С удивлением ощущал он, как бурлит в груди радость.
“Откуда, — спрашивал он свое сердце, — откуда эта веселость? Может быть, из долгого, доброго сна, который так освежил меня? Или из слова „Ом», которое я произнес? Или просто я рад, что побег мой свершился, что наконец я снова свободен и, как ребенок, стою под небом? О, как прекрасно это бегство, это освобождение! Как чист и прекрасен здесь воздух, как хорошо дышать! Там, откуда я убежал, — там все отдавало маслом, пряностями, вином, избытком, ленью. Как ненавидел я этот мир богачей, мир кутил и игроков! Как ненавидел я самого себя, так долго оставаясь в этом ужасном мире! Как я себя ненавидел! Как я себя ограбил, отравил, измучил, каким старым и злым я сам себя сделал! Нет, никогда больше не стану я делать того, что когда-то делал так охотно: воображать, будто Сиддхартха мудр! Но что я хорошо сделал, что мне нравится и что я должен похвалить — это то, что покончено наконец с ненавистью к самому себе, с глупой и пустой прошлой жизнью. Я хвалю тебя, Сиддхартха: после стольких лет слепоты ты снова прозрел, ты что-то сделал, ты услышал в своей груди поющую птичку и последовал за ней!”
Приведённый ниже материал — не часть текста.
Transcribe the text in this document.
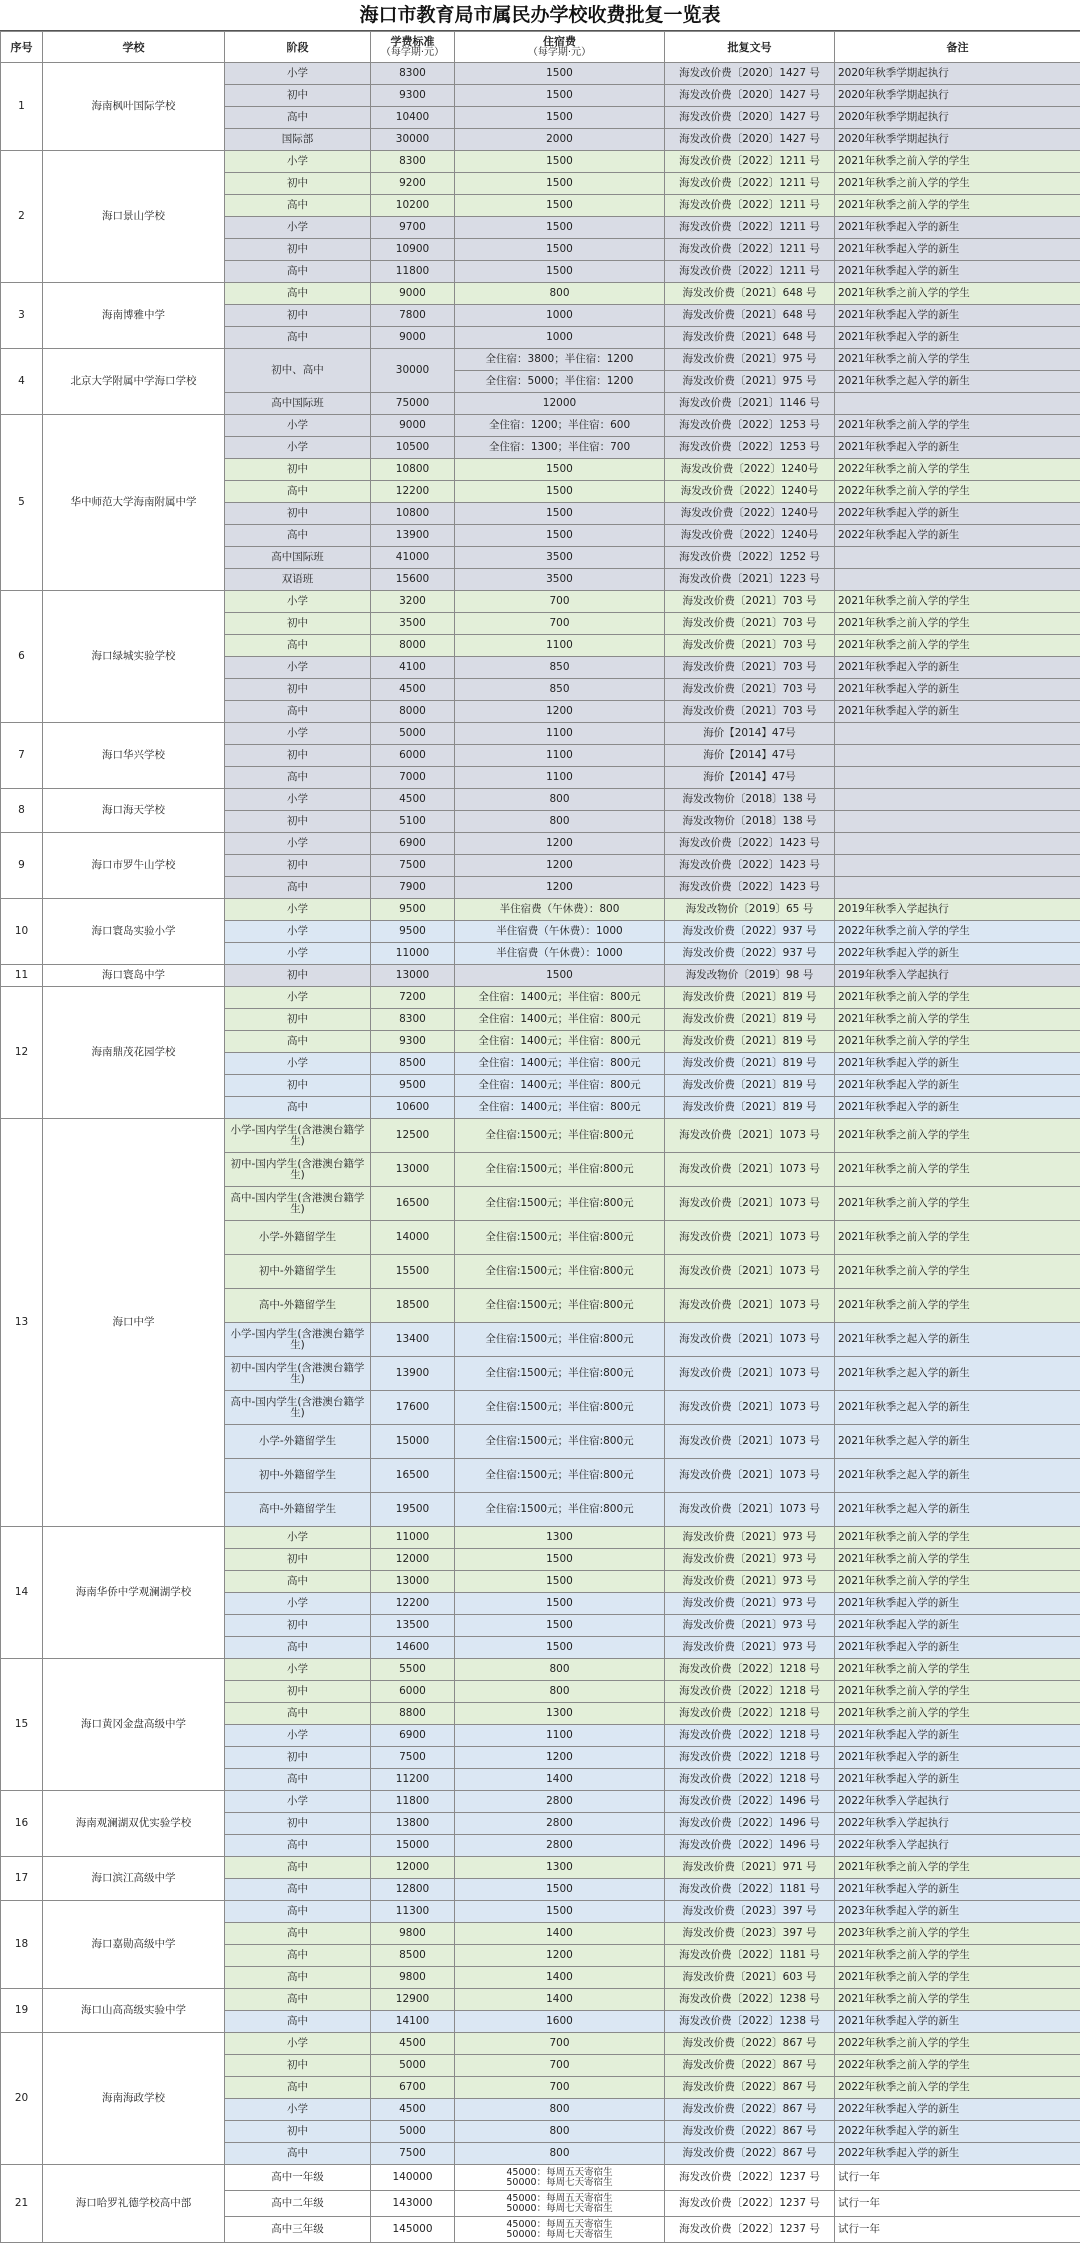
海口市教育局市属民办学校收费批复一览表
序号	学校	阶段	学费标准
（每学期·元）	住宿费
（每学期·元）	批复文号	备注
1	海南枫叶国际学校	小学	8300	1500	海发改价费〔2020〕1427 号	2020年秋季学期起执行
		初中	9300	1500	海发改价费〔2020〕1427 号	2020年秋季学期起执行
		高中	10400	1500	海发改价费〔2020〕1427 号	2020年秋季学期起执行
		国际部	30000	2000	海发改价费〔2020〕1427 号	2020年秋季学期起执行
2	海口景山学校	小学	8300	1500	海发改价费〔2022〕1211 号	2021年秋季之前入学的学生
		初中	9200	1500	海发改价费〔2022〕1211 号	2021年秋季之前入学的学生
		高中	10200	1500	海发改价费〔2022〕1211 号	2021年秋季之前入学的学生
		小学	9700	1500	海发改价费〔2022〕1211 号	2021年秋季起入学的新生
		初中	10900	1500	海发改价费〔2022〕1211 号	2021年秋季起入学的新生
		高中	11800	1500	海发改价费〔2022〕1211 号	2021年秋季起入学的新生
3	海南博雅中学	高中	9000	800	海发改价费〔2021〕648 号	2021年秋季之前入学的学生
		初中	7800	1000	海发改价费〔2021〕648 号	2021年秋季起入学的新生
		高中	9000	1000	海发改价费〔2021〕648 号	2021年秋季起入学的新生
4	北京大学附属中学海口学校	初中、高中	30000	全住宿：3800；半住宿：1200	海发改价费〔2021〕975 号	2021年秋季之前入学的学生
				全住宿：5000；半住宿：1200	海发改价费〔2021〕975 号	2021年秋季之起入学的新生
		高中国际班	75000	12000	海发改价费〔2021〕1146 号	
5	华中师范大学海南附属中学	小学	9000	全住宿：1200；半住宿：600	海发改价费〔2022〕1253 号	2021年秋季之前入学的学生
		小学	10500	全住宿：1300；半住宿：700	海发改价费〔2022〕1253 号	2021年秋季起入学的新生
		初中	10800	1500	海发改价费〔2022〕1240号	2022年秋季之前入学的学生
		高中	12200	1500	海发改价费〔2022〕1240号	2022年秋季之前入学的学生
		初中	10800	1500	海发改价费〔2022〕1240号	2022年秋季起入学的新生
		高中	13900	1500	海发改价费〔2022〕1240号	2022年秋季起入学的新生
		高中国际班	41000	3500	海发改价费〔2022〕1252 号	
		双语班	15600	3500	海发改价费〔2021〕1223 号	
6	海口绿城实验学校	小学	3200	700	海发改价费〔2021〕703 号	2021年秋季之前入学的学生
		初中	3500	700	海发改价费〔2021〕703 号	2021年秋季之前入学的学生
		高中	8000	1100	海发改价费〔2021〕703 号	2021年秋季之前入学的学生
		小学	4100	850	海发改价费〔2021〕703 号	2021年秋季起入学的新生
		初中	4500	850	海发改价费〔2021〕703 号	2021年秋季起入学的新生
		高中	8000	1200	海发改价费〔2021〕703 号	2021年秋季起入学的新生
7	海口华兴学校	小学	5000	1100	海价【2014】47号	
		初中	6000	1100	海价【2014】47号	
		高中	7000	1100	海价【2014】47号	
8	海口海天学校	小学	4500	800	海发改物价〔2018〕138 号	
		初中	5100	800	海发改物价〔2018〕138 号	
9	海口市罗牛山学校	小学	6900	1200	海发改价费〔2022〕1423 号	
		初中	7500	1200	海发改价费〔2022〕1423 号	
		高中	7900	1200	海发改价费〔2022〕1423 号	
10	海口寰岛实验小学	小学	9500	半住宿费（午休费）：800	海发改物价〔2019〕65 号	2019年秋季入学起执行
		小学	9500	半住宿费（午休费）：1000	海发改价费〔2022〕937 号	2022年秋季之前入学的学生
		小学	11000	半住宿费（午休费）：1000	海发改价费〔2022〕937 号	2022年秋季起入学的新生
11	海口寰岛中学	初中	13000	1500	海发改物价〔2019〕98 号	2019年秋季入学起执行
12	海南鼎茂花园学校	小学	7200	全住宿：1400元；半住宿：800元	海发改价费〔2021〕819 号	2021年秋季之前入学的学生
		初中	8300	全住宿：1400元；半住宿：800元	海发改价费〔2021〕819 号	2021年秋季之前入学的学生
		高中	9300	全住宿：1400元；半住宿：800元	海发改价费〔2021〕819 号	2021年秋季之前入学的学生
		小学	8500	全住宿：1400元；半住宿：800元	海发改价费〔2021〕819 号	2021年秋季起入学的新生
		初中	9500	全住宿：1400元；半住宿：800元	海发改价费〔2021〕819 号	2021年秋季起入学的新生
		高中	10600	全住宿：1400元；半住宿：800元	海发改价费〔2021〕819 号	2021年秋季起入学的新生
13	海口中学	小学-国内学生(含港澳台籍学生)	12500	全住宿:1500元；半住宿:800元	海发改价费〔2021〕1073 号	2021年秋季之前入学的学生
		初中-国内学生(含港澳台籍学生)	13000	全住宿:1500元；半住宿:800元	海发改价费〔2021〕1073 号	2021年秋季之前入学的学生
		高中-国内学生(含港澳台籍学生)	16500	全住宿:1500元；半住宿:800元	海发改价费〔2021〕1073 号	2021年秋季之前入学的学生
		小学-外籍留学生	14000	全住宿:1500元；半住宿:800元	海发改价费〔2021〕1073 号	2021年秋季之前入学的学生
		初中-外籍留学生	15500	全住宿:1500元；半住宿:800元	海发改价费〔2021〕1073 号	2021年秋季之前入学的学生
		高中-外籍留学生	18500	全住宿:1500元；半住宿:800元	海发改价费〔2021〕1073 号	2021年秋季之前入学的学生
		小学-国内学生(含港澳台籍学生)	13400	全住宿:1500元；半住宿:800元	海发改价费〔2021〕1073 号	2021年秋季之起入学的新生
		初中-国内学生(含港澳台籍学生)	13900	全住宿:1500元；半住宿:800元	海发改价费〔2021〕1073 号	2021年秋季之起入学的新生
		高中-国内学生(含港澳台籍学生)	17600	全住宿:1500元；半住宿:800元	海发改价费〔2021〕1073 号	2021年秋季之起入学的新生
		小学-外籍留学生	15000	全住宿:1500元；半住宿:800元	海发改价费〔2021〕1073 号	2021年秋季之起入学的新生
		初中-外籍留学生	16500	全住宿:1500元；半住宿:800元	海发改价费〔2021〕1073 号	2021年秋季之起入学的新生
		高中-外籍留学生	19500	全住宿:1500元；半住宿:800元	海发改价费〔2021〕1073 号	2021年秋季之起入学的新生
14	海南华侨中学观澜湖学校	小学	11000	1300	海发改价费〔2021〕973 号	2021年秋季之前入学的学生
		初中	12000	1500	海发改价费〔2021〕973 号	2021年秋季之前入学的学生
		高中	13000	1500	海发改价费〔2021〕973 号	2021年秋季之前入学的学生
		小学	12200	1500	海发改价费〔2021〕973 号	2021年秋季起入学的新生
		初中	13500	1500	海发改价费〔2021〕973 号	2021年秋季起入学的新生
		高中	14600	1500	海发改价费〔2021〕973 号	2021年秋季起入学的新生
15	海口黄冈金盘高级中学	小学	5500	800	海发改价费〔2022〕1218 号	2021年秋季之前入学的学生
		初中	6000	800	海发改价费〔2022〕1218 号	2021年秋季之前入学的学生
		高中	8800	1300	海发改价费〔2022〕1218 号	2021年秋季之前入学的学生
		小学	6900	1100	海发改价费〔2022〕1218 号	2021年秋季起入学的新生
		初中	7500	1200	海发改价费〔2022〕1218 号	2021年秋季起入学的新生
		高中	11200	1400	海发改价费〔2022〕1218 号	2021年秋季起入学的新生
16	海南观澜湖双优实验学校	小学	11800	2800	海发改价费〔2022〕1496 号	2022年秋季入学起执行
		初中	13800	2800	海发改价费〔2022〕1496 号	2022年秋季入学起执行
		高中	15000	2800	海发改价费〔2022〕1496 号	2022年秋季入学起执行
17	海口滨江高级中学	高中	12000	1300	海发改价费〔2021〕971 号	2021年秋季之前入学的学生
		高中	12800	1500	海发改价费〔2022〕1181 号	2021年秋季起入学的新生
18	海口嘉勋高级中学	高中	11300	1500	海发改价费〔2023〕397 号	2023年秋季起入学的新生
		高中	9800	1400	海发改价费〔2023〕397 号	2023年秋季之前入学的学生
		高中	8500	1200	海发改价费〔2022〕1181 号	2021年秋季之前入学的学生
		高中	9800	1400	海发改价费〔2021〕603 号	2021年秋季之前入学的学生
19	海口山高高级实验中学	高中	12900	1400	海发改价费〔2022〕1238 号	2021年秋季之前入学的学生
		高中	14100	1600	海发改价费〔2022〕1238 号	2021年秋季起入学的新生
20	海南海政学校	小学	4500	700	海发改价费〔2022〕867 号	2022年秋季之前入学的学生
		初中	5000	700	海发改价费〔2022〕867 号	2022年秋季之前入学的学生
		高中	6700	700	海发改价费〔2022〕867 号	2022年秋季之前入学的学生
		小学	4500	800	海发改价费〔2022〕867 号	2022年秋季起入学的新生
		初中	5000	800	海发改价费〔2022〕867 号	2022年秋季起入学的新生
		高中	7500	800	海发改价费〔2022〕867 号	2022年秋季起入学的新生
21	海口哈罗礼德学校高中部	高中一年级	140000	45000：每周五天寄宿生
50000：每周七天寄宿生	海发改价费〔2022〕1237 号	试行一年
		高中二年级	143000	45000：每周五天寄宿生
50000：每周七天寄宿生	海发改价费〔2022〕1237 号	试行一年
		高中三年级	145000	45000：每周五天寄宿生
50000：每周七天寄宿生	海发改价费〔2022〕1237 号	试行一年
Так хвалил он себя, и радовался себе, и временами с интересом прислушивался к своему желудку, урчавшему от голода. Он чувствовал, что в последнее время, за эти последние дни, в избытке отведал горечи и страдания — хлебнул до отчаяния, до смерти. Хорошо, что это было. Долго еще мог он оставаться у Камасвами, наживать деньги, проматывать деньги, отращивать брюхо и убивать душу; долго еще мог он прожить в этой уютной, устланной коврами тюрьме, если бы не настал тот миг безысходного, безграничного отчаяния, тот последний миг, когда, склонившись над бегущим потоком, он был готов уничтожить себя. Но он смог почувствовать это отчаяние, это глубочайшее отвращение к себе —
“Это хорошо, — думал он, — испытать на себе все, о чем нужно знать. Что мирские соблазны к добру не ведут, я выучил еще ребенком. Знал я это давно, но понял лишь теперь. И вот сейчас я действительно знаю это, знаю не только рассудком, но своими глазами, своим сердцем, своим желудком. Хорошо же, что я это знаю!”
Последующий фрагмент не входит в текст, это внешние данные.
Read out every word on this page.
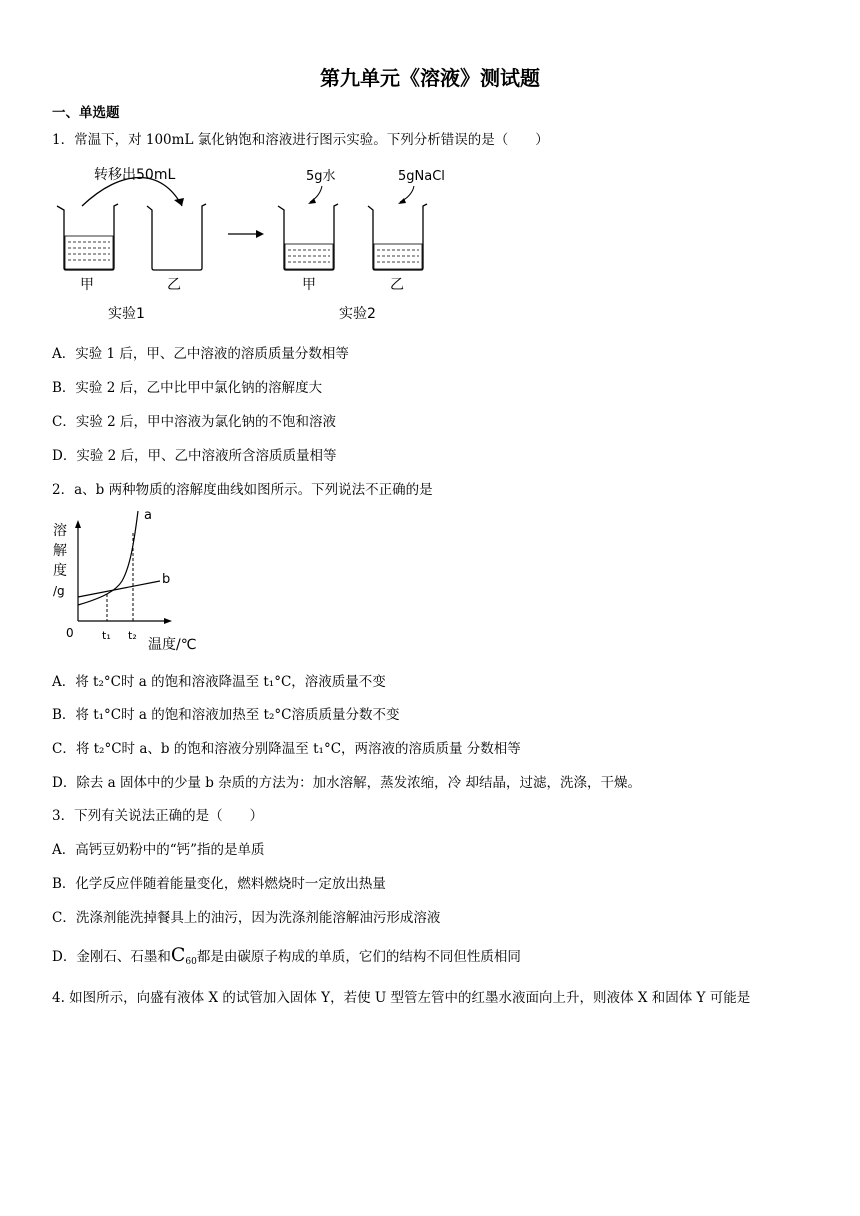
第九单元《溶液》测试题
一、单选题
1．常温下，对 100mL 氯化钠饱和溶液进行图示实验。下列分析错误的是（　　）
转移出50mL
甲	乙
实验1
5g水
甲
5gNaCl
乙
实验2
A．实验 1 后，甲、乙中溶液的溶质质量分数相等
B．实验 2 后，乙中比甲中氯化钠的溶解度大
C．实验 2 后，甲中溶液为氯化钠的不饱和溶液
D．实验 2 后，甲、乙中溶液所含溶质质量相等
2．a、b 两种物质的溶解度曲线如图所示。下列说法不正确的是
溶
解
度
/g
0
b
a
t₁ t₂
温度/℃
A．将 t₂°C时 a 的饱和溶液降温至 t₁°C，溶液质量不变
B．将 t₁°C时 a 的饱和溶液加热至 t₂°C溶质质量分数不变
C．将 t₂°C时 a、b 的饱和溶液分别降温至 t₁°C，两溶液的溶质质量 分数相等
D．除去 a 固体中的少量 b 杂质的方法为：加水溶解，蒸发浓缩，冷 却结晶，过滤，洗涤，干燥。
3．下列有关说法正确的是（　　）
A．高钙豆奶粉中的“钙”指的是单质
B．化学反应伴随着能量变化，燃料燃烧时一定放出热量
C．洗涤剂能洗掉餐具上的油污，因为洗涤剂能溶解油污形成溶液
D．金刚石、石墨和$C_{60}$都是由碳原子构成的单质，它们的结构不同但性质相同
4. 如图所示，向盛有液体 X 的试管加入固体 Y，若使 U 型管左管中的红墨水液面向上升，则液体 X 和固体 Y 可能是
Долго размышлял он о своем превращении, слушал, как поет от радости птичка в его груди. Разве не умерла в нем эта птичка? Разве не чувствовал он, как она гибнет? Нет, что-то другое умерло в нем, что-то такое, что давно ждало смерти. Не его ли это собственное “я” — маленькое, робкое и гордое “я”, с которым он столько лет боролся, которое всякий раз его побеждало и убитое, появлялось вновь, отнимая радость, вселяя страх? Не оно ли сегодня нашло наконец свою смерть — здесь, в лесу, у этой чудной реки? И не благодаря ли этой смерти он так по-детски счастлив теперь, так полон доверия и радости, так свободен от страха?
И теперь догадался Сиддхартха, почему и брахманом, и отшельником он тщетно боролся с этим “я”: слишком много было знаний, слишком много священных стихов, жертвенных правил, самобичеваний, слишком много деловитости и тщеславия — вот что мешало ему. Полон высокомерия он был: всегда умнейший, всегда усерднейший, всегда на шаг впереди других, всегда жрец или мудрец. В этом высокомерии, в этой духовности скрывалось его “я”, здесь прочно коренилось оно и росло, в то время как он думал, что постами и истязаниями убивает его. Он должен был идти в мир, гоняться за наслаждениями и властью, за женщинами и деньгами, должен был сделаться торговцем, игроком, пьяницей и ростовщиком, чтобы умерли в нем жрец и саман. Но мало того, он еще должен был прожить эти безобразные годы, узнать отвращение, узнать бессмысленность постылой, загубленной жизни, испить эту чашу до конца, до горького отчаяния, до того мгновения, когда сластолюбец Сиддхартха и ростовщик Сиддхартха тоже умрут. И они умерли. От глубокого сна пробудился новый Сиддхартха. Он тоже состарится, он тоже когда-то должен будет умереть, ибо изменчив Сиддхартха, как изменчиво все сущее, но в этот день он был юн, он был ребенком, новым Сидхартхой, и радость переполняла его.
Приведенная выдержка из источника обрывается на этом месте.